Card Cracking Scams: Your Personal Connection to CriminalsLarge breaches of consumer information from retailers may be making all the headlines, but other scams are also causing chaos. There is a new twist on old fraud techniques that is individually targeting consumers.

College students and young adults are often very active on social media, and they often need to make extra money. Criminals are taking advantage of these situations with a new version of a money mule type of scam.

It’s called Card Cracking or Card Popping. Criminals will make a personal connection to an account holder on social media, sometimes with a private message or a video, and offer to help them make easy money by giving up their debit or ATM card and PIN information.

The unusual part of the Card Cracking scam is that it turns the account holder into a co-conspirator. The account holder gives the criminals the information and fraudulent funds are deposited. The criminals and the account holder can then both draw money out at an ATM before the fake deposit is discovered. The account holder then files a fraud report. The only one who gets hurt is the financial institution.

Of course, the account holder is hurt as well. A person who just wanted to make some extra money has now become a felon. The account holder could go to jail for a long time for such a scam, and the criminals have moved on to their next target.

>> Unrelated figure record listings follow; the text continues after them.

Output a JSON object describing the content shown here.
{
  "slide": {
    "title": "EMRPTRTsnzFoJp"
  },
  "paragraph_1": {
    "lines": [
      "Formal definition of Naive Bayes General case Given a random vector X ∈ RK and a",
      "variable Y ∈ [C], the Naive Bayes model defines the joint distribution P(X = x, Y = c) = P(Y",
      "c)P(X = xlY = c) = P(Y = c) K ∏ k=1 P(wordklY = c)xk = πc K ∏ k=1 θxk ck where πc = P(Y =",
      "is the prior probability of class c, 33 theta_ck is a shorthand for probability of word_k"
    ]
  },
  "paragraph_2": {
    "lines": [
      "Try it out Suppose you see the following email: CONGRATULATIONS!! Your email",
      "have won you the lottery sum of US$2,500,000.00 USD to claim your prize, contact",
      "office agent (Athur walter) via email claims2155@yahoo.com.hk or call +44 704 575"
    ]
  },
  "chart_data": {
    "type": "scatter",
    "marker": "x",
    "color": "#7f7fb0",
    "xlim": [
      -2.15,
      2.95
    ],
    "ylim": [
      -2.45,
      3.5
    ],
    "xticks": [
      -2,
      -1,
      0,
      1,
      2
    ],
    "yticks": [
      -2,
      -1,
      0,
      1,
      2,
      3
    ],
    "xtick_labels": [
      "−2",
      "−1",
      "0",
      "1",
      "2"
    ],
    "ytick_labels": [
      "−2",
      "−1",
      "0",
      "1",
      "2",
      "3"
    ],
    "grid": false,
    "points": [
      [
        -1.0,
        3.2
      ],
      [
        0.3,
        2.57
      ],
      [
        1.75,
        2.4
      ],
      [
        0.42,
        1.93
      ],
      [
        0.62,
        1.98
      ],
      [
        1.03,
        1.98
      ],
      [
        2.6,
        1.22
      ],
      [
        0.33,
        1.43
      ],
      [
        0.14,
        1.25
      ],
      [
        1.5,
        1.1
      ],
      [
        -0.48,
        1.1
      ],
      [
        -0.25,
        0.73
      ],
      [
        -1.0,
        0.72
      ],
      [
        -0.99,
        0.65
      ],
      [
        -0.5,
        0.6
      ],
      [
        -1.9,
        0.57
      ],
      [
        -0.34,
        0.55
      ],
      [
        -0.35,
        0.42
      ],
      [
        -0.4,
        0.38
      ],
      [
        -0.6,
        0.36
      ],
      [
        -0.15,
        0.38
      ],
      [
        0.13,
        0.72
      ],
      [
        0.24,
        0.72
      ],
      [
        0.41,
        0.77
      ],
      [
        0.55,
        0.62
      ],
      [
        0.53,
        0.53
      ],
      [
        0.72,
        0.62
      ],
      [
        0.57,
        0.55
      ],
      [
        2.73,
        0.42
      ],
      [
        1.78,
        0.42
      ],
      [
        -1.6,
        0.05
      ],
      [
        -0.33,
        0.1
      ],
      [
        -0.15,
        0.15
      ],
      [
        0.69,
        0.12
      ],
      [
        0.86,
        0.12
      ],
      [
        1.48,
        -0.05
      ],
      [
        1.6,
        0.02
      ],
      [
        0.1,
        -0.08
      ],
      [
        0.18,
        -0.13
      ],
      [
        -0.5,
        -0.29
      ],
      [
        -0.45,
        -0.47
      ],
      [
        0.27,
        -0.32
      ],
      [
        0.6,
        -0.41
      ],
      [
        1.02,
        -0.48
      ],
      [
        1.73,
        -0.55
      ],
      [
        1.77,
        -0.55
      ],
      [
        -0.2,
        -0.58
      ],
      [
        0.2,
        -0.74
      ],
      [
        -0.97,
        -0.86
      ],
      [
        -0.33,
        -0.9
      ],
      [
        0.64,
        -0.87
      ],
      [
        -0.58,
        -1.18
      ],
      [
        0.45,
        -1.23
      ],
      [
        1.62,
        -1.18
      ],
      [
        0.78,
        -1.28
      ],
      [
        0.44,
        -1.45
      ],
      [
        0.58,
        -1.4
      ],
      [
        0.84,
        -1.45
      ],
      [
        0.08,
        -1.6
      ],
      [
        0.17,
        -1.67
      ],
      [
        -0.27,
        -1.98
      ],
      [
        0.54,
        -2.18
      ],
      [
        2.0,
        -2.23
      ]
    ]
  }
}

New variations on this scam are happening all the time. One Michigan student was taken to Chicago with the promise of a scholarship, but she was abandoned and her bank account was drained. Other scams may target college students looking for jobs who give up account information for a supposed credit check. And these types of scams aren’t limited to young people. Anyone could fall prey to a scam.

The best way to prevent these types of scams is to be vigilant with your personal and account information. Don’t take the bait, especially when it could mean you will end up serving time in prison.

Always remember, if it sounds or looks too good to be true, it usually is.